Sunday, July 15, 2018

Kintsugi: Stronger and More Beautiful in the Broken Places


A bowl, beautiful, cyclic, whole, slips through fumbling fingers, hits the floor, breaks in two or three or seven. No longer perfect. Broken. 

A girl, beautiful, rounded, whole, slips through her loved ones’ grasping fingers, shattering on the sharp edges of her insecurities, of the world’s expectations, of the rejection of another. No longer perfect. Broken.


In the eyes of contemporary Western society, the broken bowl is now useless. 
We have cultivated a culture of disposability. 
If it breaks, throw it away and replace it. No big deal. It matters not the history of the item, the beauty of the item, the purpose of the item. Due to this pervasive attitude of apathy toward the inherent value of our things, many people have begun to internalize the message that people ought to be treated in the same way. College drop out? Useless. Divorcee? Passionless. Mentally ill? Unsavable. Unloveable. Broken. Useless. Broken. Useless.

Fortunately, there is an opposing Eastern belief system, a value of reworking and remaking. In Japan, there is a concept known as “Kintsugi,” which is itself a smaller conceptual nesting doll of the value of “wabi-sabi,” or a calm acceptance of the ephemeral nature of life. Sigh. Oh, Japan, how I adore you. While wabi-sabi is quite nice, I find the concept of Kintsugi to be the most lovely of them all. Kintsugi is a practice of taking cracked bowls and other broken pottery and mending them with an amalgam of liquid gold and powerful glue. Not only does this loving process make the pottery stronger than it was prior to the breaking, it also lends it a special kind of beauty.

As I go through life, I have come to believe in this concept, deep to my core. I have internalized it and incorporated it into the way I view myself and others. My life has been a coalescence of opposite experiences. 

My childhood was idyllically dreamy; at sixteen, my best friend was killed. 
I derived great satisfaction out of the university experience; those were some of the most miserable years of my life. 
I have always had a love affair with food; I have always had a hate-affair with my body. 
I fell in love with a boy, beautiful from the inside-out; he couldn’t love me in the way I needed him to. 
I love the idea of new adventures; I am often paralyzed with anxiety over stepping out of my routine.


In their own ways, each of these negative experiences hammered jagged cracks through the middle of my being. I have been the girl in a heap on the floor, sobbing, unable to imagine life beyond that singular moment of pain. I have been the girl, walking through the world with dead eyes, intentionally shutting off my nerve endings to avoid pain.

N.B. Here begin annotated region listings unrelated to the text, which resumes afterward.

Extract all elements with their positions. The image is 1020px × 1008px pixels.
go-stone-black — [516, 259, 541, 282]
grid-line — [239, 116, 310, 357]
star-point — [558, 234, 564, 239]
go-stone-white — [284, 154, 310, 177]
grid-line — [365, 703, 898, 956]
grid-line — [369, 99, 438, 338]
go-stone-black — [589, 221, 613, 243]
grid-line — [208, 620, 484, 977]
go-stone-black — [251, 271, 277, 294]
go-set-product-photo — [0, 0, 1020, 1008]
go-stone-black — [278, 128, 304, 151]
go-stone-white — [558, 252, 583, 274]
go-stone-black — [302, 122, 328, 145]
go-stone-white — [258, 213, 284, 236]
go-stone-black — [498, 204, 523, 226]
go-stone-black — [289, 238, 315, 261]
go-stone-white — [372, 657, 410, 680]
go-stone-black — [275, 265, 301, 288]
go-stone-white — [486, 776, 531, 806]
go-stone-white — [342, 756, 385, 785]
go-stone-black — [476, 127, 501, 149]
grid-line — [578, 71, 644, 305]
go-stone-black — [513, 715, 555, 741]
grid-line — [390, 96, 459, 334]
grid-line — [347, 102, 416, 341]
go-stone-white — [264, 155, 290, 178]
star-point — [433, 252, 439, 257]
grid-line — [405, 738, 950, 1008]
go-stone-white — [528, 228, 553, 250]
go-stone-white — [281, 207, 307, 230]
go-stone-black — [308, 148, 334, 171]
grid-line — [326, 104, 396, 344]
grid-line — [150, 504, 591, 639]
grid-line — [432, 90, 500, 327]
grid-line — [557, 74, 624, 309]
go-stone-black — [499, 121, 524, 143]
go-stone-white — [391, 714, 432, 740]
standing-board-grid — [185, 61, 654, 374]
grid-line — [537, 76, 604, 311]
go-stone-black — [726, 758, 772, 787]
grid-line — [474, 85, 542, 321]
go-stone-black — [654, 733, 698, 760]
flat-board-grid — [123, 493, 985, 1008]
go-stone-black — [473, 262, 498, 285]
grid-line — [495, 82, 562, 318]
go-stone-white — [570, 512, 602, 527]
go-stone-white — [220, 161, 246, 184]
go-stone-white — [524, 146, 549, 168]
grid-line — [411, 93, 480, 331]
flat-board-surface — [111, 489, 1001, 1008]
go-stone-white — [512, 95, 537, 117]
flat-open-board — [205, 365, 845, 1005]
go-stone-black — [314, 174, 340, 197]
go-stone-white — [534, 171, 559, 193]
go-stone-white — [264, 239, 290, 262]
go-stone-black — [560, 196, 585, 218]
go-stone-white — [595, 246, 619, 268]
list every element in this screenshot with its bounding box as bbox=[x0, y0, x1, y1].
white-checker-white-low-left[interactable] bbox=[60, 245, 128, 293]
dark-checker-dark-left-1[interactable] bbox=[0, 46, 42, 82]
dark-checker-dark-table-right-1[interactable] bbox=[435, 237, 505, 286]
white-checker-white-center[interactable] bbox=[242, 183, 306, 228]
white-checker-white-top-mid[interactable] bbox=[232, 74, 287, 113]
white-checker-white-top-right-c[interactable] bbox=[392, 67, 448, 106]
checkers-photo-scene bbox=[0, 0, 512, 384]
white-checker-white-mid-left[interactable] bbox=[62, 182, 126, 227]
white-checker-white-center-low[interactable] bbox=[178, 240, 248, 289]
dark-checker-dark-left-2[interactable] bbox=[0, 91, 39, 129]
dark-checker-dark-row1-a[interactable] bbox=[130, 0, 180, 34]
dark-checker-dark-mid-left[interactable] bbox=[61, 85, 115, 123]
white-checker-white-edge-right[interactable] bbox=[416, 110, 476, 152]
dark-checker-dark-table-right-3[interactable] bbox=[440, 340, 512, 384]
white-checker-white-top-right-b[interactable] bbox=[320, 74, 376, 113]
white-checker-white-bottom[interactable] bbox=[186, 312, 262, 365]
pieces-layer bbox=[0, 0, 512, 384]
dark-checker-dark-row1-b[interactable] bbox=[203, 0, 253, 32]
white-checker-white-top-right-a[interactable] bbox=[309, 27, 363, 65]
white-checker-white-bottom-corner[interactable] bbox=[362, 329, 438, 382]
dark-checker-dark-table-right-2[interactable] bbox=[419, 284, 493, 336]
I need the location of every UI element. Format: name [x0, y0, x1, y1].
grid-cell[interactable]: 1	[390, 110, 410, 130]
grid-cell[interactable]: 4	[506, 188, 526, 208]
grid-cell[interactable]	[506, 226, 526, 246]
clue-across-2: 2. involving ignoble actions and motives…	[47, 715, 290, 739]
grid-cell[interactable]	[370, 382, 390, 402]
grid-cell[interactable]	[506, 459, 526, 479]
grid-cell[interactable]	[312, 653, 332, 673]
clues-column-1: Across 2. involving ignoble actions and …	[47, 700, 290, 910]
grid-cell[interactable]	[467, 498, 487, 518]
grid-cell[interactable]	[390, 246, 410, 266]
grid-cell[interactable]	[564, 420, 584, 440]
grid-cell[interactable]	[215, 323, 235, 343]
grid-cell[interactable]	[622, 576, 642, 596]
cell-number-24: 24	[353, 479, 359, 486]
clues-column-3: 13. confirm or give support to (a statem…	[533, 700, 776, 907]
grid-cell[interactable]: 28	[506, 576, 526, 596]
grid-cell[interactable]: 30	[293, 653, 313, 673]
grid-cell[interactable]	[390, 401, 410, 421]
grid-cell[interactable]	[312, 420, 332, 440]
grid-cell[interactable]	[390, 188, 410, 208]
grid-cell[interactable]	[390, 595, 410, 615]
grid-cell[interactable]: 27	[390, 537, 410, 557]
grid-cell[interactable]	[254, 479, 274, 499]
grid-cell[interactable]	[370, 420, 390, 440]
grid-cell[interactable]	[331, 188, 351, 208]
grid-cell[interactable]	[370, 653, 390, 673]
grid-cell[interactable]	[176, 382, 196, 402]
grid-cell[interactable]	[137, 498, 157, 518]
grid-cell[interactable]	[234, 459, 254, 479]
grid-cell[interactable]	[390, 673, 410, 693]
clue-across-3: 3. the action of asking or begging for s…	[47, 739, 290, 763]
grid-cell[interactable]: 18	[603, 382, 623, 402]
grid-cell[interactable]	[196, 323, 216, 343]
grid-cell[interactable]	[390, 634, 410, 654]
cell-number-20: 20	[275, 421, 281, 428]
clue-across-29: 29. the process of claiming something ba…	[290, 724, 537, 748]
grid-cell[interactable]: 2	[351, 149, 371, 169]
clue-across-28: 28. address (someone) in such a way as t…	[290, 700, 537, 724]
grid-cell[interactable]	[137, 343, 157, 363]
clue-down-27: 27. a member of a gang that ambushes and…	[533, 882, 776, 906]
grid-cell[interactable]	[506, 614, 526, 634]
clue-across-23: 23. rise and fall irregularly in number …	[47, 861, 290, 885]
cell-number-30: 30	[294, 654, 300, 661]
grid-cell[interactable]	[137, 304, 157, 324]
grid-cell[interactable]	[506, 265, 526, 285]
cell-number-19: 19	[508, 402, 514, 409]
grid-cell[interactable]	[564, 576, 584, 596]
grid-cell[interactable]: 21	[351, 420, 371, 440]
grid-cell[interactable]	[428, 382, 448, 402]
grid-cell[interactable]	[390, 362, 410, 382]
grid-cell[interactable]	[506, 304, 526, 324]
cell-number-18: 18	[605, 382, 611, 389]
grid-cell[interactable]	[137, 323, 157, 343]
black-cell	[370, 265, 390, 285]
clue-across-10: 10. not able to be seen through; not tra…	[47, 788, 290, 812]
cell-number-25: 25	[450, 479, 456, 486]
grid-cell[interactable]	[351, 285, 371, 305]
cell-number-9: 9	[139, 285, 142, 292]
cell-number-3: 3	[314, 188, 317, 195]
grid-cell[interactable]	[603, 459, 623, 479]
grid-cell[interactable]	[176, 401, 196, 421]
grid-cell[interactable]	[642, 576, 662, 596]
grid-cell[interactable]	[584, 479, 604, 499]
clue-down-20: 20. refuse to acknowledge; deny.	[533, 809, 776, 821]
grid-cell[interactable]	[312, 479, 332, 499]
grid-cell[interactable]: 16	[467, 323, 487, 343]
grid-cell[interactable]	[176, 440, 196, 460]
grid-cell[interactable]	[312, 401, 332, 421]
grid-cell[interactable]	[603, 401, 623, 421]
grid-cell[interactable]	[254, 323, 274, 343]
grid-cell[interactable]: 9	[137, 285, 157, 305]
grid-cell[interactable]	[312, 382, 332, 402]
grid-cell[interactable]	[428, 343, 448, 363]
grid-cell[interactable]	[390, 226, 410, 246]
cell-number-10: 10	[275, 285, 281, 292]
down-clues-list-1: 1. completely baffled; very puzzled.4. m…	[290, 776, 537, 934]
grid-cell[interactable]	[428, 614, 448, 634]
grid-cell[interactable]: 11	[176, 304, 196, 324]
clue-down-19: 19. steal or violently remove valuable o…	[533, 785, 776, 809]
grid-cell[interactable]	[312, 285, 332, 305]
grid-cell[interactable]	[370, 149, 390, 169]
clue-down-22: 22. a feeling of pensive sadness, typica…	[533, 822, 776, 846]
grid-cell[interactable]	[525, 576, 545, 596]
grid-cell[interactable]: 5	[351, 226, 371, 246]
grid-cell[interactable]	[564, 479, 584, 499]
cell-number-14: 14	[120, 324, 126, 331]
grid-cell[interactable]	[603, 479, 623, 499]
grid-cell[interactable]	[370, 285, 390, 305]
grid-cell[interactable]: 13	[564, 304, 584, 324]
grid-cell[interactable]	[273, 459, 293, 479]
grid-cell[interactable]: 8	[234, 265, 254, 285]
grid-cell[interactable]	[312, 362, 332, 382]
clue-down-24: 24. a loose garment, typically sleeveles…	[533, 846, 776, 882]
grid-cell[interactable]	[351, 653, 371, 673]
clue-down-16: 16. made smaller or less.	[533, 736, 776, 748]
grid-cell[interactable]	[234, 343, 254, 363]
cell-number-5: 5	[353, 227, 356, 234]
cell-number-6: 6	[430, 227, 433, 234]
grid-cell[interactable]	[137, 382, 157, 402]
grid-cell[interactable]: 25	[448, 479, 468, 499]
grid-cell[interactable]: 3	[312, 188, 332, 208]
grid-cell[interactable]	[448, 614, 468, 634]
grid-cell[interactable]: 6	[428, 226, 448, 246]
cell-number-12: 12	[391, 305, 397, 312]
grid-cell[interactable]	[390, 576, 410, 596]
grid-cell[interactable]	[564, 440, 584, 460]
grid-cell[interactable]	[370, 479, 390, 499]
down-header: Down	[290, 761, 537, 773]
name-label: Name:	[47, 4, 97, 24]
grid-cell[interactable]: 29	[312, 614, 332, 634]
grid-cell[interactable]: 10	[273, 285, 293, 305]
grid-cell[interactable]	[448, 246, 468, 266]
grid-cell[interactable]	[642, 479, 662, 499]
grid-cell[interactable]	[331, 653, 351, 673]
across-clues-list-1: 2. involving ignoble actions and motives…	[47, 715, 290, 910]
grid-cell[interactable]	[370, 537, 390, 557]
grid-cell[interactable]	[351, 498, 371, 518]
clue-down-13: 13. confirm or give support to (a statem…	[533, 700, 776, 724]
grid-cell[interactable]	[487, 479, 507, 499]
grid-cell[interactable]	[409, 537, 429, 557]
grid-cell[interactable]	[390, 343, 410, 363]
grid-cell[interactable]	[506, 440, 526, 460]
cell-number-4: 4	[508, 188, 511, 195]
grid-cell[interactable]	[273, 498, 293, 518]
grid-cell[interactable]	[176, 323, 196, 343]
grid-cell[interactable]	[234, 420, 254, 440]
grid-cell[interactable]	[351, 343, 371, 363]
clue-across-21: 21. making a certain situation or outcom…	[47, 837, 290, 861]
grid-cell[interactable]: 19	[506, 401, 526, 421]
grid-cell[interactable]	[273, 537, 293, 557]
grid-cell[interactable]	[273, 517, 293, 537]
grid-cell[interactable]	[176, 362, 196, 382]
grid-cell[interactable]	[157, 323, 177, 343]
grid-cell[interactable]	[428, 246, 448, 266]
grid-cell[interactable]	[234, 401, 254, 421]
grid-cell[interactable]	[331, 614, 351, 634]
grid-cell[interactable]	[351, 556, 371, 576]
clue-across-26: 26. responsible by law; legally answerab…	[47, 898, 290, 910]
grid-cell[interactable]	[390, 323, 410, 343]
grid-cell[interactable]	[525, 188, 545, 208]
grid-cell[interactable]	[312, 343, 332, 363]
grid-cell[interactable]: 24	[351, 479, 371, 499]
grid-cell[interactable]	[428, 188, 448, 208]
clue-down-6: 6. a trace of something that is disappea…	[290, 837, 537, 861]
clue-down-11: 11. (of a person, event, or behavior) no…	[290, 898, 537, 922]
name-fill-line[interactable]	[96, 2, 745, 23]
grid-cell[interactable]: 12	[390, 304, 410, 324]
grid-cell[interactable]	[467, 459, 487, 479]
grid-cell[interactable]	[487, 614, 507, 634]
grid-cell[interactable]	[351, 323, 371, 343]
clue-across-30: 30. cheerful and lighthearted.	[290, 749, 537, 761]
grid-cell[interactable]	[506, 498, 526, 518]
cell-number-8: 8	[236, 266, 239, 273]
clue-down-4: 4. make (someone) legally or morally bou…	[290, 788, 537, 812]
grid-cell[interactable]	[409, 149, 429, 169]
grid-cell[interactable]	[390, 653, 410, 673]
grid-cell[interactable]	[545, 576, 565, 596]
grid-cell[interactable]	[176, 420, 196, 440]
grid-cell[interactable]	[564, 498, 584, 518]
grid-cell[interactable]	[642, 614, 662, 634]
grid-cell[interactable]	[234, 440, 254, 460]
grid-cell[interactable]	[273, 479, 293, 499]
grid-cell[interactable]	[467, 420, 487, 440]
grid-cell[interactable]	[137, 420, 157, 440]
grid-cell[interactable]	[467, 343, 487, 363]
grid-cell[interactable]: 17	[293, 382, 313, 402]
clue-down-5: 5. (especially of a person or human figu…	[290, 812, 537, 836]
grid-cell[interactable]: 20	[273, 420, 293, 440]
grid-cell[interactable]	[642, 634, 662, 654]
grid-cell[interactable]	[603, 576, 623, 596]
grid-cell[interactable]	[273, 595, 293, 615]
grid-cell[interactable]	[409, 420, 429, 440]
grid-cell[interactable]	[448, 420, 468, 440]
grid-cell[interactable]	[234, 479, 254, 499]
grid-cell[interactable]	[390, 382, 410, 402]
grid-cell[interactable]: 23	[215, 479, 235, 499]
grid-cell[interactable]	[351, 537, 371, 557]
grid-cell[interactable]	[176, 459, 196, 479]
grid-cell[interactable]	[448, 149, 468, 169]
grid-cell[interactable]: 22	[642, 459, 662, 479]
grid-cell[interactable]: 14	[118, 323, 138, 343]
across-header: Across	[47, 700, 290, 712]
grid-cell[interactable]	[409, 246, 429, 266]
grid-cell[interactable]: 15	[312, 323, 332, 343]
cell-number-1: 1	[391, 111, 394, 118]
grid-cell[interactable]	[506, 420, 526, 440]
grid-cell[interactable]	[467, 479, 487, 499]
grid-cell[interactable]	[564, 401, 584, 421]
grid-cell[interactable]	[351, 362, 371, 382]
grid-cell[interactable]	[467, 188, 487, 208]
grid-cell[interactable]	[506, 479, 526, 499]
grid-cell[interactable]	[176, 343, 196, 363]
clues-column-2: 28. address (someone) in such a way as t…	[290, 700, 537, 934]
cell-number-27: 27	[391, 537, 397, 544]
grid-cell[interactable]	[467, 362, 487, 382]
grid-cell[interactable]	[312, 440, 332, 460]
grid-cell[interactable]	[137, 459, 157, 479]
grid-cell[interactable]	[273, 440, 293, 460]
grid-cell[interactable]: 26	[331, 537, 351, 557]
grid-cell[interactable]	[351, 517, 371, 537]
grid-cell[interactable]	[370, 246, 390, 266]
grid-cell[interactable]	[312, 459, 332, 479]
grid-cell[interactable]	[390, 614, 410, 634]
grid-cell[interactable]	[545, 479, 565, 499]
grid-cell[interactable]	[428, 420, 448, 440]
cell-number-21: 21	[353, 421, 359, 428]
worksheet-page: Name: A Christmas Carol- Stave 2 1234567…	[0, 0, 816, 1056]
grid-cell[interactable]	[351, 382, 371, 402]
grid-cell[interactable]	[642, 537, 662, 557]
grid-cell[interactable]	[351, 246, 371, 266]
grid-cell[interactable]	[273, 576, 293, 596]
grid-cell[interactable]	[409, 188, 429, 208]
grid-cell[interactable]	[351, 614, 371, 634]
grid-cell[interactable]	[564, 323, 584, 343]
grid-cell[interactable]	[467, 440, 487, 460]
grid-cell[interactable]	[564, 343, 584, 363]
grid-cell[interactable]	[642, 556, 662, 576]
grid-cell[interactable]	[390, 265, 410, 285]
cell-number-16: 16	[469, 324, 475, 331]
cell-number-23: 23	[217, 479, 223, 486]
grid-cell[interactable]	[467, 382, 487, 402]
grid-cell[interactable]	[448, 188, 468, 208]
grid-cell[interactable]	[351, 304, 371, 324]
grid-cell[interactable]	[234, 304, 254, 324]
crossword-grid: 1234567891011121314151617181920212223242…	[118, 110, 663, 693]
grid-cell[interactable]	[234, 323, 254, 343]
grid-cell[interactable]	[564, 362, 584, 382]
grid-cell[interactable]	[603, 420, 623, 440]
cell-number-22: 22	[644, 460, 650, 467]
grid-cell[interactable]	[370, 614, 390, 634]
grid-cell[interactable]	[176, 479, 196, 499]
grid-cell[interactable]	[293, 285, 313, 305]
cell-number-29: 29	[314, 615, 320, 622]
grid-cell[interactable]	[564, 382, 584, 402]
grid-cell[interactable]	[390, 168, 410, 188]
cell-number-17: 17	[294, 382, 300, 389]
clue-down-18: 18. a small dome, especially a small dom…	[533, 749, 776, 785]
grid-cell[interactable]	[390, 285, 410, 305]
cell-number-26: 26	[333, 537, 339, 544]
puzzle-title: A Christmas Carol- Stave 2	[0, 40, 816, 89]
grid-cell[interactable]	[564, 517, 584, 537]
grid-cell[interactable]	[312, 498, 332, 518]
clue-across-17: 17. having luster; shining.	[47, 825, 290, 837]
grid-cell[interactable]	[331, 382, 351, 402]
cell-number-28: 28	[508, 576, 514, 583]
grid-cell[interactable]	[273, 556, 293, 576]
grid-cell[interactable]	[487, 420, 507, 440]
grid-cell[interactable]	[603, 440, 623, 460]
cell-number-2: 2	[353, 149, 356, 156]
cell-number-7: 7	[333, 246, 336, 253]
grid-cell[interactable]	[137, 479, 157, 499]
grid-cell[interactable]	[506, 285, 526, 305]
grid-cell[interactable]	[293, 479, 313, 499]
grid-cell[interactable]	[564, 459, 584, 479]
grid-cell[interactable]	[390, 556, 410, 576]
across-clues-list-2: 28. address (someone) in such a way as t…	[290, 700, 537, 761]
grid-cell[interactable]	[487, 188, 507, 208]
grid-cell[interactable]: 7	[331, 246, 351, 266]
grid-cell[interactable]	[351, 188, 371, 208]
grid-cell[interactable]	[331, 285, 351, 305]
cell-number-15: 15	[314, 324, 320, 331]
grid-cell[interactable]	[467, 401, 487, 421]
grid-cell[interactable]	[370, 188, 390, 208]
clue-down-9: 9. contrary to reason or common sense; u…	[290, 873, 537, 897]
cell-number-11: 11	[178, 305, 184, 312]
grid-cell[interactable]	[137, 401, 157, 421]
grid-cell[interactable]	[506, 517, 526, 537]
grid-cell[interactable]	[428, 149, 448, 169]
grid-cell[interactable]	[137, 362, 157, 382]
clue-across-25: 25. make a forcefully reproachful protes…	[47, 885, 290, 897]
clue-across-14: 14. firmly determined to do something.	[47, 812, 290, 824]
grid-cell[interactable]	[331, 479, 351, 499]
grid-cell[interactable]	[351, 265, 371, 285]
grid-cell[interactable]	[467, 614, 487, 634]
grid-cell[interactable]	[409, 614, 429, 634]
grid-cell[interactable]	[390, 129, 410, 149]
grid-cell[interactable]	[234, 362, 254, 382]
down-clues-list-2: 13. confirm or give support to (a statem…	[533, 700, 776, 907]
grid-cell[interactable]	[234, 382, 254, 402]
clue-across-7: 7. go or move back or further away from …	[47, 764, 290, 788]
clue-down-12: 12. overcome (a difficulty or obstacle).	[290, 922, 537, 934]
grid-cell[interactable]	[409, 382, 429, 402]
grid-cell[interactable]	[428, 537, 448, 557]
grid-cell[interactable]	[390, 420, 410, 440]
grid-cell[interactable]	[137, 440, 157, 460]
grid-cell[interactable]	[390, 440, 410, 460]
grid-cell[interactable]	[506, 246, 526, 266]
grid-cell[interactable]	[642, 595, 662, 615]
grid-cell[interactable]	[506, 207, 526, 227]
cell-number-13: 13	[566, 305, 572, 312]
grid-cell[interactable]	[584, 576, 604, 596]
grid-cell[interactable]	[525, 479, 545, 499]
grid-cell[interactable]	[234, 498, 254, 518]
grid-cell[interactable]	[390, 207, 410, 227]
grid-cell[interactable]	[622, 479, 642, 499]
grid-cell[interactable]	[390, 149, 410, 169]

I have been the girl, stuffing my face and the girl denying my hunger for food in favor of hunger for a smaller pair of jeans. I have been the girl, unable to swing my legs off the side of the bed to face the world, calling in sick to work when really my nausea was caused by an anxiety rooted so deeply in my core that I have no tools with which to wrench it out.  

What would our culture say of me, of this pathetic, crying, numb, anxious mess of a person? A girl, broken.

But what of Kintsugi? What of using gold to mend the broken places? What of stitching oneself back together and moving on, regardless? What of using the heart-shattering pain of grief and loss to express, to write, to love more deeply?

I believe in the power of transforming one’s most vulnerable and emotionally challenging experiences into lessons for growth, into a core-deep knowing of one’s inner resilience. You are strong and beautiful, not despite your hardships, but at least in part, because of the ways in which you handled them. Your struggles are a part of your story. Do not try to hide them. Dear one, it is okay to carry scars. Wear them with pride; dress them up with a line of gold filigree.

Life experiences may break us, but they need not break us permanently. 

A girl, broken. Kintsugi. A girl, stronger and more beautiful than she was prior to the breaking.